Quando uma fadiga emocional severa me forçou a deixar o campo missionário, eu sabia que precisava de ajuda. Com medo e desesperada para obter uma resposta, fui até um conselheiro cristão.
Primeiro, minhas respostas às perguntas dele eram reservadas, mas à medida que notei sua compaixão e compreensão, comecei a me sentir segura.
Logo as palavras começaram a sair, conforme ele me ouvia intencionalmente. Semelhante a traços largos de um pincel, minhas palavras recriavam cenas completas: memórias de incidentes passados, áreas de confusão. As perguntas perspicazes que ele fazia me ajudavam a descrever meus sentimentos, dos quais muitos estavam profundamente enterrados. Conversar com alguém que se importava me deu a chance de ouvir meus próprios pensamentos, e esse foi o início da minha cura.

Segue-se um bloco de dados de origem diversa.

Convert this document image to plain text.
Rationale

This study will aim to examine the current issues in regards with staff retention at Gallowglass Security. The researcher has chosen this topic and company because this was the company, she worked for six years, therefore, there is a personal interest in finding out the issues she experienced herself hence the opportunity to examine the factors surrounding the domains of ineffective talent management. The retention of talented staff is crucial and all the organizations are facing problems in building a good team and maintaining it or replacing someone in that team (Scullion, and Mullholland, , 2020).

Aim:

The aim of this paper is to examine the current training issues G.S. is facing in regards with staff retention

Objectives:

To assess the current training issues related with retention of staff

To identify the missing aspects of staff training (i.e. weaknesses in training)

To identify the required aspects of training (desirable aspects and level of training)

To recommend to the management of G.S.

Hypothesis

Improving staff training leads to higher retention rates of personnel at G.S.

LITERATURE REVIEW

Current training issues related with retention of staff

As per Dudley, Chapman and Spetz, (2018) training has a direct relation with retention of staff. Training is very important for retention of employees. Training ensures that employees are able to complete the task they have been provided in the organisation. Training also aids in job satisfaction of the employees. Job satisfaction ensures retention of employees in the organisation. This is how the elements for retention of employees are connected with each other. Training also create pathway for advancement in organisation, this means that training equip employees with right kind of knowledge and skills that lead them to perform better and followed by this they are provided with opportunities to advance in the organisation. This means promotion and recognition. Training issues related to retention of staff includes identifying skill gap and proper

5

Meses depois, com minha saúde restaurada e com o coração alegre por ter uma nova segurança interna, eu disse ao meu conselheiro: “Uma das melhores coisas que você fez por mim foi me ouvir”. Então perguntei: “Ouvir é um dom?”.
“Não”, ele respondeu.
“Então como você aprendeu a ouvir tão bem?”
“Praticando”, disse ele, garantindo que qualquer um que deseje pode aprender a ouvir melhor.

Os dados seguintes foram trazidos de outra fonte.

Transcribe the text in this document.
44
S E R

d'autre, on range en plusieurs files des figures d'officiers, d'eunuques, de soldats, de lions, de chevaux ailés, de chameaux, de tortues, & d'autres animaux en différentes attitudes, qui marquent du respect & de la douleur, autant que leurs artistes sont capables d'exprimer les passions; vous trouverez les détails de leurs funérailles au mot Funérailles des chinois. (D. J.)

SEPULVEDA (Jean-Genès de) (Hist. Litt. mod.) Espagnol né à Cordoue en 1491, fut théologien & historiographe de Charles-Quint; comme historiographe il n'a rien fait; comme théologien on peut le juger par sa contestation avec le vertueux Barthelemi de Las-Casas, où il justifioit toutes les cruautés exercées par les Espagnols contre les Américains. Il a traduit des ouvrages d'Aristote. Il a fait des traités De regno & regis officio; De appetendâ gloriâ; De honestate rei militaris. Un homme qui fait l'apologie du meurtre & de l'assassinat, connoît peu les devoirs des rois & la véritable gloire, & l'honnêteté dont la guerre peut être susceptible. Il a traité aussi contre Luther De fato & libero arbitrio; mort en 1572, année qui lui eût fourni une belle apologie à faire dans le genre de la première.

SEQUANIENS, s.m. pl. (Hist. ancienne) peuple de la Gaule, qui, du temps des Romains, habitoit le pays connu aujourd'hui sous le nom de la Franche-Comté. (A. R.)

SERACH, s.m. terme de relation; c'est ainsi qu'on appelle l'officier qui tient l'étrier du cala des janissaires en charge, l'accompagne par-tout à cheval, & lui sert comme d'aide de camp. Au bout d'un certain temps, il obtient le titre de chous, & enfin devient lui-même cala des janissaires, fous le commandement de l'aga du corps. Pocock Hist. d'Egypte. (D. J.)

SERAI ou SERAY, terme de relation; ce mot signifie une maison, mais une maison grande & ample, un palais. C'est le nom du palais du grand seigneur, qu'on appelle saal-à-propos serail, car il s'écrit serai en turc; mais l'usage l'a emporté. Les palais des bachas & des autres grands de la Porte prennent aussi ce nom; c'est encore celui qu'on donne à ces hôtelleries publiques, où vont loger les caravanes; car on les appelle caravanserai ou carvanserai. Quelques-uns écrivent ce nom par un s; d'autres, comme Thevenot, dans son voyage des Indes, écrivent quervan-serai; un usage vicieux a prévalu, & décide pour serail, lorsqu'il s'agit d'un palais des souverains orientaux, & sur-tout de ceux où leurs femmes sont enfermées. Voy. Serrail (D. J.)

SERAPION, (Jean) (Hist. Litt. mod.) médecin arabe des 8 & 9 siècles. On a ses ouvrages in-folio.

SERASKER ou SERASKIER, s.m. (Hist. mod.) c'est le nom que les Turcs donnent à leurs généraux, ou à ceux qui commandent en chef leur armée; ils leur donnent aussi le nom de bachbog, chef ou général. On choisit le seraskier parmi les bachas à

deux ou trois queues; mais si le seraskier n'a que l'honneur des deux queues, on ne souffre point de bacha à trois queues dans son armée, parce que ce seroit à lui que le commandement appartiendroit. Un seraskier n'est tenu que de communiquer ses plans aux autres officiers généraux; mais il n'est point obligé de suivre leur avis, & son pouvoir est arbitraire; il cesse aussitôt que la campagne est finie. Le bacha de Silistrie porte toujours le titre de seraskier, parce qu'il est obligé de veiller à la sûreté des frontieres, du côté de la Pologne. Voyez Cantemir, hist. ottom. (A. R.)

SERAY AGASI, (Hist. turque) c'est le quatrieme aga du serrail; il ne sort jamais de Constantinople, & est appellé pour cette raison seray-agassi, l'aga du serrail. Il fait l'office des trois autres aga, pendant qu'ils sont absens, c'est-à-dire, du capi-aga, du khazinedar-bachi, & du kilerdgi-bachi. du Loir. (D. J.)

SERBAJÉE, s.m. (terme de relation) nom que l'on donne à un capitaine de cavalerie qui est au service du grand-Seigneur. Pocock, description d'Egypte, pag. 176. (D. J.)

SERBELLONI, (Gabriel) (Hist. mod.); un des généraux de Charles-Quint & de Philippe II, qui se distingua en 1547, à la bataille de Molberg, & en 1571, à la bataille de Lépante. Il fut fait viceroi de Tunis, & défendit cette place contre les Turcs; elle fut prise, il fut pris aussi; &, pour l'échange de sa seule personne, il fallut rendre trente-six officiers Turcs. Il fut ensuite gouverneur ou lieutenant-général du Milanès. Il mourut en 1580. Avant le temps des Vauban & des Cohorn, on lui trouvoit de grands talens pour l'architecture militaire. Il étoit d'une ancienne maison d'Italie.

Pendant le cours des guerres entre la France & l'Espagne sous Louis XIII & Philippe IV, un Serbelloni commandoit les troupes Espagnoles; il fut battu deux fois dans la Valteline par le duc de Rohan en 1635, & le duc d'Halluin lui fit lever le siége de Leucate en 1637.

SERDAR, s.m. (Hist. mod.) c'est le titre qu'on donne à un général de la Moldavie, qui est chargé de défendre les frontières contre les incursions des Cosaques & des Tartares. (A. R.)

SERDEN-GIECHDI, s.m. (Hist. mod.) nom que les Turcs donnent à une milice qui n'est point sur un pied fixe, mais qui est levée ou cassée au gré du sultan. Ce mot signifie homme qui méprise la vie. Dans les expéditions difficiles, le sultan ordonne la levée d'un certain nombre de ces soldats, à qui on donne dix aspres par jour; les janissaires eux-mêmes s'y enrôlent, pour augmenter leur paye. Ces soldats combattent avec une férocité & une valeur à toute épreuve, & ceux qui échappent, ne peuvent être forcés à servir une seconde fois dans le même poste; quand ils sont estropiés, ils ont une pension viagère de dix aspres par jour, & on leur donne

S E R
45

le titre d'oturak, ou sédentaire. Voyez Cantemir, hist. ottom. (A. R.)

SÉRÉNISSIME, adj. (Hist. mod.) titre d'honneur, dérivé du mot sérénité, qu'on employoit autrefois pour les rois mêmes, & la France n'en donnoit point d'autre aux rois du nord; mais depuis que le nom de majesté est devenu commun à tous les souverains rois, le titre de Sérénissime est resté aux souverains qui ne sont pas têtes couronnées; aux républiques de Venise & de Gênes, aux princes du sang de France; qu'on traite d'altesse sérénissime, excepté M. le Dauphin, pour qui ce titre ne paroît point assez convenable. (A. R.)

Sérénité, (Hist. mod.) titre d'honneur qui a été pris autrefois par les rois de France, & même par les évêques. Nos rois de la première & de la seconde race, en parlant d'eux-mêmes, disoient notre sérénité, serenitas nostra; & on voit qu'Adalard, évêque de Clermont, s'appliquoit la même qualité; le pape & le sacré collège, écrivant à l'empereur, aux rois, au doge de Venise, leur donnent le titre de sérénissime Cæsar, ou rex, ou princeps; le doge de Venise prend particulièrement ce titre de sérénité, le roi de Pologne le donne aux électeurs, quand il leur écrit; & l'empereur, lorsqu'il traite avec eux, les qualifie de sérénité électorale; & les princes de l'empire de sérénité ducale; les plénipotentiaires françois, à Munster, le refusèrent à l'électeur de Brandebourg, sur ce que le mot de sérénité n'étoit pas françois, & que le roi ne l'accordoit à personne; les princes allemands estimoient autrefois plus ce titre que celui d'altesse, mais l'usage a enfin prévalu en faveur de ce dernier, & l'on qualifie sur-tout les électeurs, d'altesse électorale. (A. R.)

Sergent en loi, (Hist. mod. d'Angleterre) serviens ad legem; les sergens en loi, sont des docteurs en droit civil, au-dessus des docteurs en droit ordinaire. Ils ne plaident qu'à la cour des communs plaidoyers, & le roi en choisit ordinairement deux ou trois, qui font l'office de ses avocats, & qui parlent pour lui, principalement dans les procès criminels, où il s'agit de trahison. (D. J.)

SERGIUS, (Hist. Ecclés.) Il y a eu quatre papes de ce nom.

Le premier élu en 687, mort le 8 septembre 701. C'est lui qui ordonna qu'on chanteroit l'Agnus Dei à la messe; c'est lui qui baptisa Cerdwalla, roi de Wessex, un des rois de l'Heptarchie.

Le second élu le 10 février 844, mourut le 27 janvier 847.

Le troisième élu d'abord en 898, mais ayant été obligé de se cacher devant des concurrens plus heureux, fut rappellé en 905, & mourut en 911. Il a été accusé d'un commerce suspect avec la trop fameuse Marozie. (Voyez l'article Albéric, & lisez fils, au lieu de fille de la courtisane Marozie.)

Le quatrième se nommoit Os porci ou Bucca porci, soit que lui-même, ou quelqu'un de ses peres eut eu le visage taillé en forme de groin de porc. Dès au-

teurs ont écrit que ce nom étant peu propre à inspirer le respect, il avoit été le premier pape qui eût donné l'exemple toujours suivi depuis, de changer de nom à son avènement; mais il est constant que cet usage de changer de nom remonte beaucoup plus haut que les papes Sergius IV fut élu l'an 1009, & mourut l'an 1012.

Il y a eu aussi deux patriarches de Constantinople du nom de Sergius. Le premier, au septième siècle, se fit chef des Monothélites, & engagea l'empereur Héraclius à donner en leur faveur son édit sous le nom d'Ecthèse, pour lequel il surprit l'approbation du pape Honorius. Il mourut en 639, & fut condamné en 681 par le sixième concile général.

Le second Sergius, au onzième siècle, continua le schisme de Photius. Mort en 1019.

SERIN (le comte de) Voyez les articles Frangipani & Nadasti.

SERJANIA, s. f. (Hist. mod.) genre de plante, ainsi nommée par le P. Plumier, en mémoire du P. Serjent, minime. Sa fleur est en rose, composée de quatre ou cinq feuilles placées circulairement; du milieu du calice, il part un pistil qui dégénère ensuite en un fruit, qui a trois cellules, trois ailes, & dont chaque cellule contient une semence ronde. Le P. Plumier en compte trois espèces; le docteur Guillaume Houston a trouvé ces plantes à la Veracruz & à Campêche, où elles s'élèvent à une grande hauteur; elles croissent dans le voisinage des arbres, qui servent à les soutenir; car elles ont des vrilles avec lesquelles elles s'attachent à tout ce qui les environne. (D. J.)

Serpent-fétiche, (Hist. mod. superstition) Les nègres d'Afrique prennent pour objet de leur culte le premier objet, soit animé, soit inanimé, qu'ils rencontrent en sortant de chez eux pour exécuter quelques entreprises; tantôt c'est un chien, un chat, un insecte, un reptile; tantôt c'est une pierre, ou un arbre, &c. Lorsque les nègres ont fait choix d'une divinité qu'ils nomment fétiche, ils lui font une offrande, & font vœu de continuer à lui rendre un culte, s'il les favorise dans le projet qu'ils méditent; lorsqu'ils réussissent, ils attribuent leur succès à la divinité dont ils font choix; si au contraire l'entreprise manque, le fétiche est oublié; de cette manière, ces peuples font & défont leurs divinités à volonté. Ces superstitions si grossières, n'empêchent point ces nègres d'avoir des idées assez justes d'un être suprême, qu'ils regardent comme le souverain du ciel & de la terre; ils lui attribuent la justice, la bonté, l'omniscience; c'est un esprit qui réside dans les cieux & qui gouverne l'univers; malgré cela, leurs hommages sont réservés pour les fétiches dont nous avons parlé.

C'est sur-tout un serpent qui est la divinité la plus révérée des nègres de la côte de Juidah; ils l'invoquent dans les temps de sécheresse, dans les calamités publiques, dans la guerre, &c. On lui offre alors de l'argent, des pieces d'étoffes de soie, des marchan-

Então respondi: “Se eu puder aprender, talvez Deus possa me usar para ajudar alguém, assim como você me ajudou”.
Já faz dois anos. Eu ainda estou comprometida a ouvir, porque creio que é um dos meios mais eficazes que Deus nos deu para ajudar uns aos outros. Tenho aprendido que ouvir é uma habilidade difícil de aprender, mas que vale muito a pena.
Por que ouvir?
A fim de aumentar minha própria capacidade de ouvir, comecei a observar e falar com bons ouvintes. Descobri que eles têm disposição para ouvir porque aprenderam que ouvir afeta o comportamento humano de forma poderosa, e, portanto, com muita paciência, eles se treinaram para ouvir.
Comecei a registrar em uma caderneta minhas descobertas sobre o papel que ouvir desempenha. Primeiro, aprendi que ouvir afirma as pessoas. De fato, é uma das formas mais elevadas de afirmação. Quando ouvimos, convidamos a outra pessoa a existir. Um chefe que para na mesa da secretária para ouvir a opinião dela, uma mãe que para de limpar a casa para ouvir seu filho, um cliente que pergunta “Como vai?” a um vendedor; cada uma dessas pessoas reconhece a existência do outro.
Jesus fez isso com frequência. Em Marcos 10, estava cercado por uma grande multidão ao sair de Jericó. Mesmo assim, quando ouviu um cego que a ele clamava, as Escrituras dizem que “Jesus parou”, chamou Bartimeu e o ouviu. Depois, aprendi que fortalecemos uns aos outros ao sermos bons ouvintes. Na leitura dos evangelhos, é possível sentir que até Jesus buscou o encorajamento decorrente de compartilhar sentimentos pessoais com alguém que o ouviria.
Em Prescriptions for a Tired Housewife [Prescrições para uma dona de casa cansada], James Dobson ressalta: “Por alguma estranha razão, os seres humanos […] toleram estresse e pressão com maior facilidade se pelo menos outra pessoa souber que estão passando tal situação”. Se aprendermos a fazer perguntas perspicazes, e se esperarmos pelas respostas, podemos ser essa “outra pessoa” de que alguém precisa para compartilhar os fardos da vida.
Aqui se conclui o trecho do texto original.